The Casino’s Landlord
The casino landlord has taken control of numerous mega-resorts over the past 18 months. The Venetian came first, followed by Luxor, Excalibur, New York, New York, and a dozen other properties via the $17 billion acquisition of MGM Growth Properties.
Then, the company struck a deal to take full ownership of the MGM Grand and Mandalay Bay. It currently has a 50.1% majority stake in these two resorts, while the other half is owned by Blackrock in a joint venture. VICI is buying out Blackrock’s interest for $1.3 billion in cash plus the assumption of debt.
These two lavish casinos anchor the south end of the strip, occupying 226 prime acres. MGM Grand is the largest single hotel on the planet, containing 6,852 rooms. Meanwhile, Mandalay Bay has brought the South Pacific to the Nevada desert with a lush 1.6 million gallon tropical beach lagoon.
The rent on these marquee properties is a princely $300 million per year. VICI has been splitting that income stream 50/50 with Blackrock, but now be depositing the full sum. There are 27 years remaining on the triple-net lease, which has an automatic annual rate escalation clause ensuring that future rent keeps pace with inflation.
Recent accretive deals have already paved the way for a healthy 9% dividend bump. This latest transaction is also expected to boost per-share earnings once finalized. For its part, Blackrock will walk away with a $700 million net profit after just three years – a large payoff, even in a city known for extravagant wagers.
A Boom In Casino Deals
There have been a number of deals in the casino/gaming space in recent years.
As mentioned earlier, VICI just acquired MGM Growth Properties, which ceded ownership of iconic Mandalay Bay and New York-New York. A real estate subsidiary of private equity group Blackstone has bought both the Bellagio and Cosmopolitan resorts in Las Vegas. EPR Properties (NYSE: EPR), another REIT, has dipped its toes into these waters with a stake in the Resorts World Catskills casino outside of Manhattan.
But we could be in the early stages of deals like this. There are roughly a thousand casinos in the United States. And while all of them won’t necessarily be attractive targets, gambling legalization efforts are gaining steam across the country — so there will be more properties to acquire in new territories.
What’s in it for the casinos? It’s simple, really. These sales are part of a broader “asset-light” strategy. The plan is to monetize brick-and-mortar assets (which can be capital-intensive). Then, it will focus strictly on the operating side of the business. That includes a new emphasis on sporting events and other live entertainment.

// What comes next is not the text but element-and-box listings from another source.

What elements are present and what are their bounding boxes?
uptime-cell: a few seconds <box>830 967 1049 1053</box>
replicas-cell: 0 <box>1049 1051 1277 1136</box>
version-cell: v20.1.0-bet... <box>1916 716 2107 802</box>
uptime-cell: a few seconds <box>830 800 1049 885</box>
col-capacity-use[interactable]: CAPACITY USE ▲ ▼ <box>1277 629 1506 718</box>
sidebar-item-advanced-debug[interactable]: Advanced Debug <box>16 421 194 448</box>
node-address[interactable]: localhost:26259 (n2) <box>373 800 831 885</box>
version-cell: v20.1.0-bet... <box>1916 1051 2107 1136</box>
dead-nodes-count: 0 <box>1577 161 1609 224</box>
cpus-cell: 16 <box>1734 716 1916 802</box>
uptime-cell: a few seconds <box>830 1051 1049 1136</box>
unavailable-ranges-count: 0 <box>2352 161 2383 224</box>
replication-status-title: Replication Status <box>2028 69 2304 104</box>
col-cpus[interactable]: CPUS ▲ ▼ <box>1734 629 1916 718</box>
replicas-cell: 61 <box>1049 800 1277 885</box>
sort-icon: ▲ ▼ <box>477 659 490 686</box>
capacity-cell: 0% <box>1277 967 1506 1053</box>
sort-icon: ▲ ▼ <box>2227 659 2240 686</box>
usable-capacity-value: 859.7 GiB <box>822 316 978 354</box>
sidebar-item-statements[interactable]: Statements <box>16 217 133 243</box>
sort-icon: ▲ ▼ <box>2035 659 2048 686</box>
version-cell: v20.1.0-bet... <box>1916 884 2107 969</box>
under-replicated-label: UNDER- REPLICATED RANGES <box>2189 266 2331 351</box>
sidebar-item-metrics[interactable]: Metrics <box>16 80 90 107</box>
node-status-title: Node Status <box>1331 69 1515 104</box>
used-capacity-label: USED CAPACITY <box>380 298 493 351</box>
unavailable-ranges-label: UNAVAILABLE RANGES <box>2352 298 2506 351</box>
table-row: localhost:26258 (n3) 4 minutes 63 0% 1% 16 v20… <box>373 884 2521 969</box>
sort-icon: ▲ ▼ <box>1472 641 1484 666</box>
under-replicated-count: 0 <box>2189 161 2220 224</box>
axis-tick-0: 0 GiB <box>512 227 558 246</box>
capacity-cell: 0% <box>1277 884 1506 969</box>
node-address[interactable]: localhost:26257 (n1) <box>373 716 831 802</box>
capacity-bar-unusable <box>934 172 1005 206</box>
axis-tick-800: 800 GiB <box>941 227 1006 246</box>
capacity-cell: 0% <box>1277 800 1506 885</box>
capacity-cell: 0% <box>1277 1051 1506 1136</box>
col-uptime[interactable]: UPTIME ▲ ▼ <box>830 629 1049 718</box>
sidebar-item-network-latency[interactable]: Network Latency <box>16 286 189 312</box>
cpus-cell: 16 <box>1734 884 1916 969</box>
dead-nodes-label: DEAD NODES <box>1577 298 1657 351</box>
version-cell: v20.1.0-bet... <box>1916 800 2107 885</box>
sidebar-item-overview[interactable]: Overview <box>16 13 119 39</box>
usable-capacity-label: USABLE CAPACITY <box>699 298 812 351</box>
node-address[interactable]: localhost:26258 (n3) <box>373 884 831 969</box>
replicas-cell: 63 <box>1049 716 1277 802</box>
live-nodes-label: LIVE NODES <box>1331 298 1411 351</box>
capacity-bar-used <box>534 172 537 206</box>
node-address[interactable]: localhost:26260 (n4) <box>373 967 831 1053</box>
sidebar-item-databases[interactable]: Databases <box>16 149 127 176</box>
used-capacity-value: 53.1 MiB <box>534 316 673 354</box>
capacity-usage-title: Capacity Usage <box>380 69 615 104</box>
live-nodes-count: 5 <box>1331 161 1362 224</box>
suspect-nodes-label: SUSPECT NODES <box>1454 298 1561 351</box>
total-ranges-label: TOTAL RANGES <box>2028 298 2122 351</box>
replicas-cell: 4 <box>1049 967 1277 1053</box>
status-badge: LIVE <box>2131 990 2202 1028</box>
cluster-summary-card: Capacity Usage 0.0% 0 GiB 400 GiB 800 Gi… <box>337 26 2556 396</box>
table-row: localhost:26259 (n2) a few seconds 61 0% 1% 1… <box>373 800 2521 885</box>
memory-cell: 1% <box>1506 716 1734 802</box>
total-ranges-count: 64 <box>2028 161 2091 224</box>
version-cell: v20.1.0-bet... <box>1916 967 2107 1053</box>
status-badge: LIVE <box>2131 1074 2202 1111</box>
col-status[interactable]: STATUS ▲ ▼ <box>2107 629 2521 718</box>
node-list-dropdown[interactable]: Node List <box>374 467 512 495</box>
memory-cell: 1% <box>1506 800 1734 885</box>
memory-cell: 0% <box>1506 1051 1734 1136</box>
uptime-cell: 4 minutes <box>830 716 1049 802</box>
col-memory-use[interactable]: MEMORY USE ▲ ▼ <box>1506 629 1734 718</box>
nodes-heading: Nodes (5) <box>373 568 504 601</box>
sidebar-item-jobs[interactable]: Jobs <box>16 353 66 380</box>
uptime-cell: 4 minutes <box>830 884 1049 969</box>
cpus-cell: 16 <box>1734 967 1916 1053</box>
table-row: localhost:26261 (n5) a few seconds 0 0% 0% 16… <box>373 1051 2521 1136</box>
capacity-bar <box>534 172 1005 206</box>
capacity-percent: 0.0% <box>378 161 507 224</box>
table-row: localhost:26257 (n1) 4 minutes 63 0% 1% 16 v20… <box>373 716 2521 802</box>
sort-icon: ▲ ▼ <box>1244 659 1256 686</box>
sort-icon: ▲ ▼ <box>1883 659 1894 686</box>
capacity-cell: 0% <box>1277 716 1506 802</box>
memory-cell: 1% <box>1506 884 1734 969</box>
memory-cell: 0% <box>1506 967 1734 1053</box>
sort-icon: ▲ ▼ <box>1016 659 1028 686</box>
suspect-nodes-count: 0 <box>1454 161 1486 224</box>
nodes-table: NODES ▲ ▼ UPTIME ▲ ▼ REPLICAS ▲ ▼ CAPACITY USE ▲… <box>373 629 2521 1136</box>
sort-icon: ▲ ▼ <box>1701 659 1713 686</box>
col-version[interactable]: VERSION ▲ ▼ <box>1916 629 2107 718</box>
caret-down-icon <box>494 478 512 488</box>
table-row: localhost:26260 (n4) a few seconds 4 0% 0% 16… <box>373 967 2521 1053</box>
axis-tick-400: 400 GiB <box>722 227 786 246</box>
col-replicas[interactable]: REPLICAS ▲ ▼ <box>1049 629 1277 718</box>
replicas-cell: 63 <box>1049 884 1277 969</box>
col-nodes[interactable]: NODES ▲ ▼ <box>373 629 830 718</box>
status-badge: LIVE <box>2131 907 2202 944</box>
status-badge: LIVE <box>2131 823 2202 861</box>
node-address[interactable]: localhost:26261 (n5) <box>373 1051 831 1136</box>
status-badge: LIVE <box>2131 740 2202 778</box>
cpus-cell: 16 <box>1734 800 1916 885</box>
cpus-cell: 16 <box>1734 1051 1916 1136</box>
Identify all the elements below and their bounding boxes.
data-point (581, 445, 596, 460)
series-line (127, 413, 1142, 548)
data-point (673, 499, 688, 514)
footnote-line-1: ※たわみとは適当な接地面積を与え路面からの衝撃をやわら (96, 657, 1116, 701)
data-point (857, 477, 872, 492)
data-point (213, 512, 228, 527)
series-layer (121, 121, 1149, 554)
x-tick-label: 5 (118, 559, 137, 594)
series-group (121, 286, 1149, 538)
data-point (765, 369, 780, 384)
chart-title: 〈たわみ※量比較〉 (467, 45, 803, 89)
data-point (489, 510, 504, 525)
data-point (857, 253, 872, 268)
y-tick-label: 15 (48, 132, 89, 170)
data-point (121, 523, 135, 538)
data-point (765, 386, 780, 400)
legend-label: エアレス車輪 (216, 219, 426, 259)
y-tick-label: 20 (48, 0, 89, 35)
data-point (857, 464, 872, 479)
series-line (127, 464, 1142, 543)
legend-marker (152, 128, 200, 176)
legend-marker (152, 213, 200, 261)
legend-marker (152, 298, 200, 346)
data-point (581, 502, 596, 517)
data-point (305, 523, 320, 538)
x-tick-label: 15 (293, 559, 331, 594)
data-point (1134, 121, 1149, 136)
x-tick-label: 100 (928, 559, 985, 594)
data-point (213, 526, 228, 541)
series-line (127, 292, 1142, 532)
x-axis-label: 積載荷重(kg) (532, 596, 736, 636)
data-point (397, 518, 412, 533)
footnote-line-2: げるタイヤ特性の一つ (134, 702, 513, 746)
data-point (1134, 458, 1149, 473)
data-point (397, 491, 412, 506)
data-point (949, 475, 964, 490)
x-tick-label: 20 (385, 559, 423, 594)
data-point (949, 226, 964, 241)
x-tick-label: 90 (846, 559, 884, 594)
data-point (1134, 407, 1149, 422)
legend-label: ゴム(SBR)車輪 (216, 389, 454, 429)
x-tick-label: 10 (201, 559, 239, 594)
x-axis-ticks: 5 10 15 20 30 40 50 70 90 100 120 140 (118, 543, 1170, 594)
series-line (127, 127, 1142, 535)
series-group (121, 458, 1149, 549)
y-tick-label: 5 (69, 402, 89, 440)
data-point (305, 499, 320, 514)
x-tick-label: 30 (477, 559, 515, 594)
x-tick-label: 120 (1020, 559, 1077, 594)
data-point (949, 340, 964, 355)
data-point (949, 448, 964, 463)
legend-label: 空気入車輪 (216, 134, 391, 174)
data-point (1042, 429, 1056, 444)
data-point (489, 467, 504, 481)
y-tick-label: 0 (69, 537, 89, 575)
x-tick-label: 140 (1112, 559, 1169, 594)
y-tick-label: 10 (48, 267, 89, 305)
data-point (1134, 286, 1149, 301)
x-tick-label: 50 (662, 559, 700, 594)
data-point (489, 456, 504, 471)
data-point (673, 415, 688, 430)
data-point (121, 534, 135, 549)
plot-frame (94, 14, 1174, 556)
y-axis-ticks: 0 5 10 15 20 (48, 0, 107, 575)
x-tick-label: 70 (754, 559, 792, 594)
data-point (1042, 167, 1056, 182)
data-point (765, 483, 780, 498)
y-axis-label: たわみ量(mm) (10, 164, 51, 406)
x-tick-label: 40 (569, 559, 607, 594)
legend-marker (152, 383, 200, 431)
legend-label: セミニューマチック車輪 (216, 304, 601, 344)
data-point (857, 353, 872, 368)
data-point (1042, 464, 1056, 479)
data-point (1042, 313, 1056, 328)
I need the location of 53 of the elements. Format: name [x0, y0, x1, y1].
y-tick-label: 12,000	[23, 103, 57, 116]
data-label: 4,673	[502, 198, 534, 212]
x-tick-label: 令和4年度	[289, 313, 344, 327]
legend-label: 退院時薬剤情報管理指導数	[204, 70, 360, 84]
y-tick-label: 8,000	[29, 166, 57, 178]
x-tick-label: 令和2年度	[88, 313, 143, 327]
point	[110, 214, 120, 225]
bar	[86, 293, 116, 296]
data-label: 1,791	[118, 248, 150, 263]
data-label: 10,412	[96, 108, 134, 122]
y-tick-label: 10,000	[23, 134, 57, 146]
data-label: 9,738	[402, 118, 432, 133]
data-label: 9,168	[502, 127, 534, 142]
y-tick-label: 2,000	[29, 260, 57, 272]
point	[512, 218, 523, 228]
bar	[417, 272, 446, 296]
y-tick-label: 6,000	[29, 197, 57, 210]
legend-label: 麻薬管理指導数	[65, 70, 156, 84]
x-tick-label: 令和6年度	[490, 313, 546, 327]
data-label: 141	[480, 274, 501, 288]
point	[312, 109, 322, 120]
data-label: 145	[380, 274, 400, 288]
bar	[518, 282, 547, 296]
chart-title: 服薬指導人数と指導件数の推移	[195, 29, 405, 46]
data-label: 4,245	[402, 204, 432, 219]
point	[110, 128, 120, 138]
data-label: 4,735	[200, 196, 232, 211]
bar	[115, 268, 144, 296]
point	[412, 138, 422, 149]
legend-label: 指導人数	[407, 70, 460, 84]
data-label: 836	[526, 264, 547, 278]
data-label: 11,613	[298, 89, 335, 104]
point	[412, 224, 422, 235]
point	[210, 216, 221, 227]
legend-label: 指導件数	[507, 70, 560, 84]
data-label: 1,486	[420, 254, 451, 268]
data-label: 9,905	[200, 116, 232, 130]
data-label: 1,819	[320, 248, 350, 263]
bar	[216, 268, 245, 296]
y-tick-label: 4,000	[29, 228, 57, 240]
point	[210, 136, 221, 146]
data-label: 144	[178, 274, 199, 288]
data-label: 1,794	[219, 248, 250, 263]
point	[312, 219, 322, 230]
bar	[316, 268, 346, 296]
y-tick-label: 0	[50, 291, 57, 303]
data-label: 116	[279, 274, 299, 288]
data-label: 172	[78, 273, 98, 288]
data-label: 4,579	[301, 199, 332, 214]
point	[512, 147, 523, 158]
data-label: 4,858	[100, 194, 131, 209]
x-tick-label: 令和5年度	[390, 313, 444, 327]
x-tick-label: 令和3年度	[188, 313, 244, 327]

VICI Is Still A “Buy” In 2023
With crowds returning in record numbers, Nevada’s monthly gaming wins have surpassed $1 billion for twenty consecutive months, good news for VICI’s tenants. And in this case, what’s good for the tenant is usually good for the landlord.
Over at High-Yield Investing, we’re up 83% on VICI since adding it to the portfolio, compared to the S&P 500’s 35% return.
VICI has gone from IPO to S&P 500 member faster than any real estate investment trust (REIT) in history. I continue to rate this 4.8% yielder a “buy” as we head into the New Year.